Impact Of Coal on Environment:
- Coal mining and use of coal in power stations and factories have led to degradation of the environment.
- Coal mining can cause contamination of drinking water. Power stations and factories that burn coal also consume large quantities of water.
- Combustion of carbon releases a number of greenhouse gases that is a major cause of global warming and climate change.
- Smog and acid rain are also due to the use of coal.
- Fly ash can also contaminate land and water.
- The use of coal as fuel causes adverse health problems and deaths. It is a leading cause of asthma, bronchitis, strokes, heart attacks, mercury poisoning, lung cancer.
- There is a global campaign going to decrease the dependence on coal and move to cleaner and more efficient fuels.
Subject – Economy
Context – DIPAM picks 10 merchant bankers for LIC IPO.
- Department of Investment and Public Asset Management (DIPAM) deals with all matters relating to management of Central Government investments in equity including disinvestment of equity in Central Public Sector Undertakings.
- The Four major areas of its work relates to Strategic Disinvestment, Minority Stake Sales, Asset Monetisation and Capital Restructuring.
- It also deals with all matters relating to sale of Central Government equity through offer for sale or private placement or any other mode in the erstwhile Central Public Sector Undertakings.
- DIPAM is working as one of the Departments under the Ministry of Finance.
- Till now, PSUs for strategic sale were identified by NITI Aayog. From now, DIPAM and NITI Aayog will jointly identify PSUs for strategic disinvestment.
Subject – Polity
- The Doctrine of Pith and Substance is one of the oldest theories used to resolve constitutional matters in India. Unfolding the literal meaning of the doctrine, the “pith” in it refers to the true nature or the essence of something and the “substance” in it means an essential part, thereby, the doctrine is termed as the “most significant part of something in which its true essence lies”.
- The power granted to legislatures to formulate a statute under three lists of the seventh schedule in the Constitution of India is bound to overlap at certain points but this can’t be used as a reason to make the whole statute null and void. Therefore, incidental effects or encroachments are permissible under Constitutional Law while determining the competence of particular legislatures to the extent of subject matters in the three lists is in question. This rule is known as the Doctrine of Pith and Substance.
- The Doctrine of Pith and Substance relates to Article 246 that deals with the three lists enumerated in the Seventh Schedule of the Indian Constitution. It is used when there is a question on the competence of the legislature on making a particular enactment under the three lists. The court for that matter must look into the substance of the enactment. If the court finds that the law formulated is very much within the substance of the matter assigned to the framers then the statute is deemed completely valid or as the case may be.

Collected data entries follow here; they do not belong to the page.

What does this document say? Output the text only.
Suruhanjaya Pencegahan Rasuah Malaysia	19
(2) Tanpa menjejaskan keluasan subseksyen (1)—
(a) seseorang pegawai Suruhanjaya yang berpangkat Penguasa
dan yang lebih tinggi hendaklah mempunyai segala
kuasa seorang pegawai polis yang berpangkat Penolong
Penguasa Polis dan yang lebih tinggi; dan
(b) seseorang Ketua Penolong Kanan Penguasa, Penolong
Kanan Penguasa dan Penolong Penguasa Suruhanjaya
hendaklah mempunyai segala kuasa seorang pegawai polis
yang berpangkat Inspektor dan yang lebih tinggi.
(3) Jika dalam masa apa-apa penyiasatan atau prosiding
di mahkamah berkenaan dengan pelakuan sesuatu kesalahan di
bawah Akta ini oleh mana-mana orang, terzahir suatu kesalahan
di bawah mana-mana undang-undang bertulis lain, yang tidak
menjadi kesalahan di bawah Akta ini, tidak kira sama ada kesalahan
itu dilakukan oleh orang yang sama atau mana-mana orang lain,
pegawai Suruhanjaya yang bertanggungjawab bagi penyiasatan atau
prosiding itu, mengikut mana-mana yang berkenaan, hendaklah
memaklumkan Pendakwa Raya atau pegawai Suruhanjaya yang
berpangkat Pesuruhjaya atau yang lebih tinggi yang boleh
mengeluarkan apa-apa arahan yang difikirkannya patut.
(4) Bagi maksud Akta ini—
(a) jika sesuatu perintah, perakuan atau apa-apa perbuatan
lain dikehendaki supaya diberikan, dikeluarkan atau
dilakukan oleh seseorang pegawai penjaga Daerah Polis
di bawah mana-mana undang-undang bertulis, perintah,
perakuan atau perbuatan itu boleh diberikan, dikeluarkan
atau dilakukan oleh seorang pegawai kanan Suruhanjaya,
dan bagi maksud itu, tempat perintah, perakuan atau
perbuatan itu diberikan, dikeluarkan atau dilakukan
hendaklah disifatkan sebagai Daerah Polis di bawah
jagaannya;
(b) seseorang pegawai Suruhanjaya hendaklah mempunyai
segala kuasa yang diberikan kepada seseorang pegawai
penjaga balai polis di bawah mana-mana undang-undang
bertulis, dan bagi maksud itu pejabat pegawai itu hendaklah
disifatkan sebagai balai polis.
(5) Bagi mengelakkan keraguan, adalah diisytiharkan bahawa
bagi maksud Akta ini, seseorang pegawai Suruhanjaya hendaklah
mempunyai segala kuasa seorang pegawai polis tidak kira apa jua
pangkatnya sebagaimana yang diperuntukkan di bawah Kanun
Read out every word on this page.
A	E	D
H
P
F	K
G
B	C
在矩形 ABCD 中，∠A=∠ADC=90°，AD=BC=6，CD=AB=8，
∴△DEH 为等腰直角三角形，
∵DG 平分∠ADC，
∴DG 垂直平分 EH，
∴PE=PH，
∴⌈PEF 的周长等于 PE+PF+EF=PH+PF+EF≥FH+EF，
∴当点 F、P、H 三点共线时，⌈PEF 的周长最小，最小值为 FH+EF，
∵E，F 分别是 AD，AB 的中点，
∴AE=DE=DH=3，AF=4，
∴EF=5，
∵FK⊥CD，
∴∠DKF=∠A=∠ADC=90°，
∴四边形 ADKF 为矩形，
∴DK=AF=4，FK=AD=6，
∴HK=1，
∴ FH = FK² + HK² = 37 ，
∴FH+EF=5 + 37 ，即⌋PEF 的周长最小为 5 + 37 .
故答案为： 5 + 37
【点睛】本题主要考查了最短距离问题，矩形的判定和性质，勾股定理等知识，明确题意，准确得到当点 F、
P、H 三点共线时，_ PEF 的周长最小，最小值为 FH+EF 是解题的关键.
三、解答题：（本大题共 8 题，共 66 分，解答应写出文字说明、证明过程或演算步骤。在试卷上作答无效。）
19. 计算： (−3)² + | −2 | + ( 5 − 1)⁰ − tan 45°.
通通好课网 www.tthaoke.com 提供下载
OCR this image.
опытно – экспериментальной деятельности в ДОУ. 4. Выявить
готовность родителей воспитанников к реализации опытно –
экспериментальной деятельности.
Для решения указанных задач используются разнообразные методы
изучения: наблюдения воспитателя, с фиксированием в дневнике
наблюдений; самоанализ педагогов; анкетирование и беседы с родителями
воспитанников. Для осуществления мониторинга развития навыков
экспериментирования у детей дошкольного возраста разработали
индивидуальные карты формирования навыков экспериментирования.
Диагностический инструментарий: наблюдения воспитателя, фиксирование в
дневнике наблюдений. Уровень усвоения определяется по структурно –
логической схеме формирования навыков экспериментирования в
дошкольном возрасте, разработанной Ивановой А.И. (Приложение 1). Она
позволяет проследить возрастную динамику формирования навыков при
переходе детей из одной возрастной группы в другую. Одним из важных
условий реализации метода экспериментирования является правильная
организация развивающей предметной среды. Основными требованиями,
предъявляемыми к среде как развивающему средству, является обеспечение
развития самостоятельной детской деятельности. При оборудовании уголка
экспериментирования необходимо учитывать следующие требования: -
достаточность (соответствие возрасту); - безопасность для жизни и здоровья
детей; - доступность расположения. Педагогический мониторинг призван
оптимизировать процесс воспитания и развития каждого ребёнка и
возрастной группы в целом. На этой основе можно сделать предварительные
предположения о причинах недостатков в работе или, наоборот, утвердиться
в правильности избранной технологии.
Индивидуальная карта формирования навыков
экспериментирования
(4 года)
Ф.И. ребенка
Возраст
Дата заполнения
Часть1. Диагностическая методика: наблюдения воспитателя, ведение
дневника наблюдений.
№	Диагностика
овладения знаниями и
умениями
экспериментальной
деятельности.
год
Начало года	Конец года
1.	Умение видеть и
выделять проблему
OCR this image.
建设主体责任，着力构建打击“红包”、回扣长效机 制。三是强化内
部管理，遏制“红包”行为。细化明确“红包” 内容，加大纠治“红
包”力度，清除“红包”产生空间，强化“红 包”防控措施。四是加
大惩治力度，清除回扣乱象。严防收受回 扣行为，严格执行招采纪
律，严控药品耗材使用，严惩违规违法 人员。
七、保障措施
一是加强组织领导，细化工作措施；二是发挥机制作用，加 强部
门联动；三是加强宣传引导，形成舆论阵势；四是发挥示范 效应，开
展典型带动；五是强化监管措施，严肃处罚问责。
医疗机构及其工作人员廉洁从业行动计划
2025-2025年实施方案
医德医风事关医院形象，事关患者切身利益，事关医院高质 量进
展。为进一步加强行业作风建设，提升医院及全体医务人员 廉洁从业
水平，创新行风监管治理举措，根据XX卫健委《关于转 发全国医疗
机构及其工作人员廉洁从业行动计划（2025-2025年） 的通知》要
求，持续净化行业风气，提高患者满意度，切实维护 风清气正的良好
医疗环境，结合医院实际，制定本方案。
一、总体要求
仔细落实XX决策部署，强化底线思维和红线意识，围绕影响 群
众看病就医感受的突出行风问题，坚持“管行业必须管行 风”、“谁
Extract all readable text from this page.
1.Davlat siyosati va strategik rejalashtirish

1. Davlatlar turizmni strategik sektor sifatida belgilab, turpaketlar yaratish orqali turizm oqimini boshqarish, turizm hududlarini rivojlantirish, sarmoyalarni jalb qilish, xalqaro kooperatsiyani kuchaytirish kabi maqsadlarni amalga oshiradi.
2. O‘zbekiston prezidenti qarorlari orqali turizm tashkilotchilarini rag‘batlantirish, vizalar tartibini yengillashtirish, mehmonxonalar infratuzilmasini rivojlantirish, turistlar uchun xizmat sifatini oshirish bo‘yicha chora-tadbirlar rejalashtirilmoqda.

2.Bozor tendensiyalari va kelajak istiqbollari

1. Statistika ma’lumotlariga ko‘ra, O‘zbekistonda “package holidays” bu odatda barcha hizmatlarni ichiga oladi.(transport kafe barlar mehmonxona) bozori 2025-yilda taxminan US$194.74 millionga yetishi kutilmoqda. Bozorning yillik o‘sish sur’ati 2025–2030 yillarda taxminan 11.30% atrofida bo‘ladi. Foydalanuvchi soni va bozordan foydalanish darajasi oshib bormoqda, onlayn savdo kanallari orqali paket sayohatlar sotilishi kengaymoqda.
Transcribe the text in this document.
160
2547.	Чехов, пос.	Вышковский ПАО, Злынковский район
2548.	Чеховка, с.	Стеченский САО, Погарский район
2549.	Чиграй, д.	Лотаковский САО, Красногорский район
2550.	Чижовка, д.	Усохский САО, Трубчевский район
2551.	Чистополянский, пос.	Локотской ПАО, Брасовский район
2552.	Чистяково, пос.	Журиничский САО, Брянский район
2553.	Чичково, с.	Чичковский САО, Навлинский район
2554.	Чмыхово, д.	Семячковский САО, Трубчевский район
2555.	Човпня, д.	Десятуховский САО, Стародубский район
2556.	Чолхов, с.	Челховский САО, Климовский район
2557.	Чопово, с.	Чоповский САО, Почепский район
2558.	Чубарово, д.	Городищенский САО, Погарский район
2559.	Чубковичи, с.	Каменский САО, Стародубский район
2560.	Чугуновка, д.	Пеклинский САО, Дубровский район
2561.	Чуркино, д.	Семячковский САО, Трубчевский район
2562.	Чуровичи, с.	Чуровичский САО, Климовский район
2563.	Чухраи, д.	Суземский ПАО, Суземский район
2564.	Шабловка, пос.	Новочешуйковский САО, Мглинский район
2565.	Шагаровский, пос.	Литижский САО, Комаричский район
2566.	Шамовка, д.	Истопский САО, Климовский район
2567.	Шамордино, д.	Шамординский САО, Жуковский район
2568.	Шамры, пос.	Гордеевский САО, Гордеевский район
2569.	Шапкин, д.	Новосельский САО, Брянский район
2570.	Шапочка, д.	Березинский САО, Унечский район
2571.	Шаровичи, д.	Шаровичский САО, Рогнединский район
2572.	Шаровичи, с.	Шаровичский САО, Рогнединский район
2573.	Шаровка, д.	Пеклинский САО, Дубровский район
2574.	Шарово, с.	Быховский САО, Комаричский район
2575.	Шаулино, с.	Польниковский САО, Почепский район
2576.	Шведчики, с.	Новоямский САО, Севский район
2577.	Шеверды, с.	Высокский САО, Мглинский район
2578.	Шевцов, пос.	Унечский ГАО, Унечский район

- However, while deciding so, if the court finds out that there is an incidental effect of the application of the statute on another field that is beyond the competence of the legislature, then such findings must be discarded. The reason being, that it is possible that a particular statute may incidentally encroach upon a matter beyond the legislature’s competence but such encroachment doesn’t render the whole statute to be a nullity.